Washington, DC (June 16, 2020) – Dr. Mukund Vengalattore was a well-liked and well-regarded young physics professor at Cornell University in Ithaca, NY. He spent all his time running a bustling lab full of graduate students and attracting steady streams of federal funding when his Title IX nightmare began. In 2014, a former grad student whom Cornell dismissed for academic reasons accused him of sexual misconduct. She had sworn publicly when leaving campus that she would make sure Dr. Vengalattore never got tenure, and she followed through with a Title IX complaint filed on the cusp of his tenure decision. Cornell’s ensuing Title IX disciplinary process was not only biased, discriminatory and fundamentally unfair, it also lacked due process.
Cornell structured its Title IX hearings based on U.S. Department of Education (ED) guidance designed to enhance the likelihood that accused parties would face discipline—whether or not they were guilty. At ED’s direction in a series of “guidance” documents, Cornell revamped its disciplinary system to guarantee that Dr. Vengalattore never had a full and fair opportunity to challenge the validity of the charges against him. For starters, investigators refused to tell Dr. Vengalattore what charges he was facing, yet they applied a presumption of guilt and demanded that he prove his innocence. They invented accusations of a year-long consensual relationship which neither party alleged. Although male and female professors and students supported Dr. Vengalattore’s testimony, the investigators refused to interview defense witnesses. Instead, they credited testimony of the charging party despite very good indications that she was filing the charge to settle a score. The investigators even helped the charging party modify her accusations when they failed to line up with the evidence. In the end, with ED’s blessing, the charging party was allowed to weaponize Title IX even though she was no longer a student at Cornell.
The New Civil Liberties Alliance, a nonpartisan, nonprofit civil rights group announced today that it will appeal this case to the U.S. Court of Appeals for the Second Circuit. NCLA filed a complaint against Cornell and ED in 2018 to right this wrong. Last month, District Judge Gary Sharpe granted the defendants’ motions to dismiss the case, without ruling on the substance of Dr. Vengalattore’s claims that the university and the government subjected Dr. Vengalattore to a biased process.
NCLA’s filings asked the Court to declare that ED’s Title IX guidance, much of which the Department has since withdrawn, is unlawful and unenforceable. But Judge Sharpe said he could not see a connection between the guidance ED sent Cornell and the disciplinary findings. Yet the Court denied any opportunity to develop these facts in discovery or at trial.
Further, the judge took the unusual view that Title IX, which bans discrimination on the basis of sex in education, does not apply to faculty, even though the statute does not distinguish between students and faculty. The court also concluded that even though Dr. Vengalattore never had a full and fair opportunity to challenge the validity of the charges against him in the disciplinary proceeding used by Cornell, the Constitution’s Due Process Clause does not provide him with relief in federal court because Cornell is a partially private institution. The court reached this conclusion even though ED had coerced Cornell to change its policies with a threat of eliminating all federal funding to the college—and even though federal funds partly paid for Dr. Vengalattore’s physics lab and salary.

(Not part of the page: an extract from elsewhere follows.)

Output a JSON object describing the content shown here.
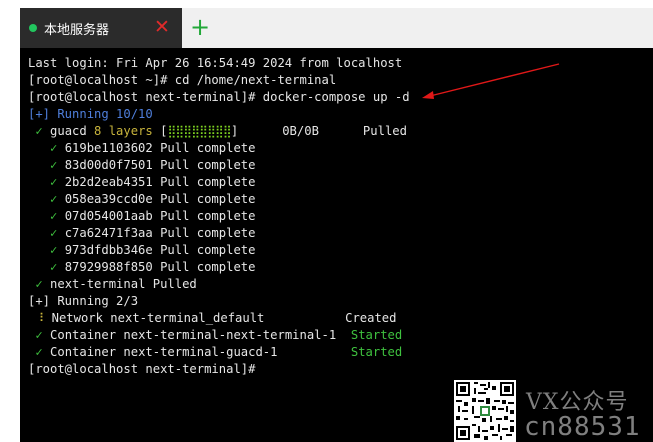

Cornell’s flawed disciplinary findings continue to interfere with Dr. Vengalattore’s ability to get another tenure-track position, but he is deeply committed to clearing his name and making sure Cornell’s unfair process cannot be used again on anyone else.
NCLA released the following statements:
“The judge never questioned NCLA’s point that the Department of Education’s Title IX ‘guidance’ unlawfully coerced colleges into removing critical due process protections. Nor did he dispute that Dr. Vengalattore was subjected to a biased and unfair disciplinary process. Instead, he made the untenable decision that federal law provides no remedy for those harms. NCLA looks forward to vindicating our client at the Court of Appeals.”
—Caleb Kruckenberg, NCLA Litigation Counsel
“NCLA hears many horror stories about abusive Title IX cases, but the vendetta against Dr. Vengalattore is one of the very worst. We are disappointed that the judge has dismissed this complaint before discovery could even occur. The Department of Education has mostly repealed the flawed mandatory ‘guidance’ Cornell relied on to prosecute Dr. Vengalattore. But Cornell is still using the flawed process that treated him so unjustly. We are grateful that Dr. Vengalattore is willing to fight the weaponization of Title IX proceedings and seek to abolish the process that harmed him. We fully expect that the Second Circuit will put this case back on track.”
—Mark Chenoweth, NCLA Executive Director and General Counsel
NCLA is a nonpartisan, nonprofit civil rights group founded by prominent legal scholar Philip Hamburger to protect constitutional freedoms from violations by the Administrative State. NCLA’s public-interest litigation and other pro bono advocacy strive to tame the unlawful power of state and federal agencies and to foster a new civil liberties movement that will help restore Americans’ fundamental rights.